Tips On How To Manage Your Finances In A Live-In Relationship

Tips On How To Manage Your Finances In A Live-In Relationship

Just imagine having to split up with your live-in partner due to monetary conflicts. Granted, money is an important part of any individual’s life, but it should never get in the way of a meaningful relationship.

If you wish to avoid this situation, you ought to be clear about your finances right from the start. Before, you pack your boxes and move out of your home in with your partner, think thoroughly. Discussed below are some effective moves which create a balance between your finance and relationship:

#1- Talk about Money

Communication is a secret key to develop and maintain all relationships. A two-way communication reduces misunderstanding and allows you to speak your mind. If you are planning to live-in then talking about money becomes very much important. You can simply plan out a specific day to talk about your finances.

This conversation cites your attitude towards money, your monetary habits (spending and saving), financial priorities and your future financial goals.

You must discuss how much can both of you can afford and contribute. Furthermore, the way you will split your finances is it 70-30 or 50-50. How will you manage additional expenses like renovation, finances, etc.

#2-Separate your Personal Finances

Although you are in a serious relationship but it is important to keep an eye on your finance. It is equally essential to trace your finances and if you note that your spending exceeds earnings make sure that you control your expenditure.

Maintain a separate account so that you are aware about your finances and do not end up in debts. Avoid linking your personal account with investment accounts. This is so because a single wrong investment can land your personal savings in trouble.

This is also applicable for car, home, etc. because splitting them can be difficult. Therefore, it is wise to rent a property as you can simply share the rent. Besides, you do not have to determine who should pay the down payment.

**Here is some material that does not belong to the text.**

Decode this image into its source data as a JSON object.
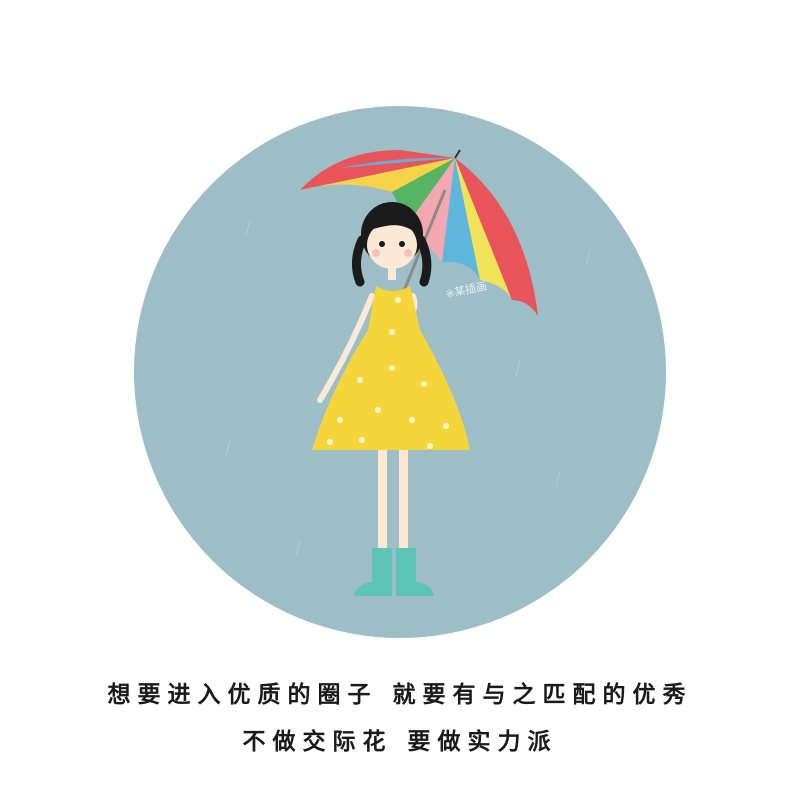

#3-Have a Joint Account for Household Expenses

Opening a joint account is one way to ensure that both of you spend equally on household expenses. Fix a particular date when both of you transfer a fixed amount for your domestic expenses.

Make sure that both of you are active and receive updates on the account. This will help you to keep a check that your monthly bills are paid. Additionally, if at all, your partner is taking any wrong financial decision or you no longer wish to stay together, you can always divide the amount between the two of you.

This will also prevent you from using your personal credit card for your household expenses. Because, this can reduce your savings and you will end up spending more for it. It is therefore wise to have a different account.

A simple way to determine your fixed household expense you can estimate your expenses and thereupon decide a specific amount. Obviously, your gross income plays a key role in it as whether you both are capable and willing to share that particular amount.

#4- Set apart your Responsibilities

You are responsible for the payments of your car, car insurance and other personal expenses. Your clothes, personal care and spa expenses are to be paid solely by you. If you go out with your friends you are responsible for your own expenses and not your partner.

It is advised to invest a 15 % of your gross income for your retirement plan. You are liable to pay your credit card bills and loans. If you already are repaying a loan make sure that you do not have any mis-sold policy attached to it. In case you have a mis-sold PPI policy you can make a successful PPI reclaim through help of professionals.

You can always ask your friends or family members to suggest you good firms for the same. You can also search dependable firms online and check their clientele to know about their services.

You never know when the need arises for some additional money so always make the provision of emergency funds. It is said that you should save at least six months of your income as emergency funds.

#5-Prepare an Agreement

With couples signing a prenup before their marriage, live-in partners signing it is not much of an issue these days either. Plus, this paper can save you in case things do not fall in place or slip out of your hands.

Make sure that you mention all details in it, including all the minute ones. Information such as payment of bills, rent. Spaces you share, joint account, etc. Remember, that if you do not have a proof in black and white you will not be compensated for your loss.

Live-in relationships have their own loop-holes therefore, it is very much important to consider the facts. Also, putting things down in paper makes it more concrete and clear. It also indicates that you and your partner are on the same page.

#6- Major Purchases Separate

You probably may not have shared expense on furniture and some other home appliances. It is wise to keep record of the things which you paid for so that you can take them back if plan to move out.

When you live-in together, you may purchase more such appliances so make it a point to note them as well. Maintain a record if your partner paid for any other expense or commodity. If possible save the receipt or bill so that you know who made those payments.

If in case you had split the purchase prices, then decide who would get first dibs, or selling it would be a better option.

Lastly, it is not necessary that your live-in relationship may end on a sad note as there have been successful marriages. But, it is always safe to keep your finances secured so that you can use them in your hour of need.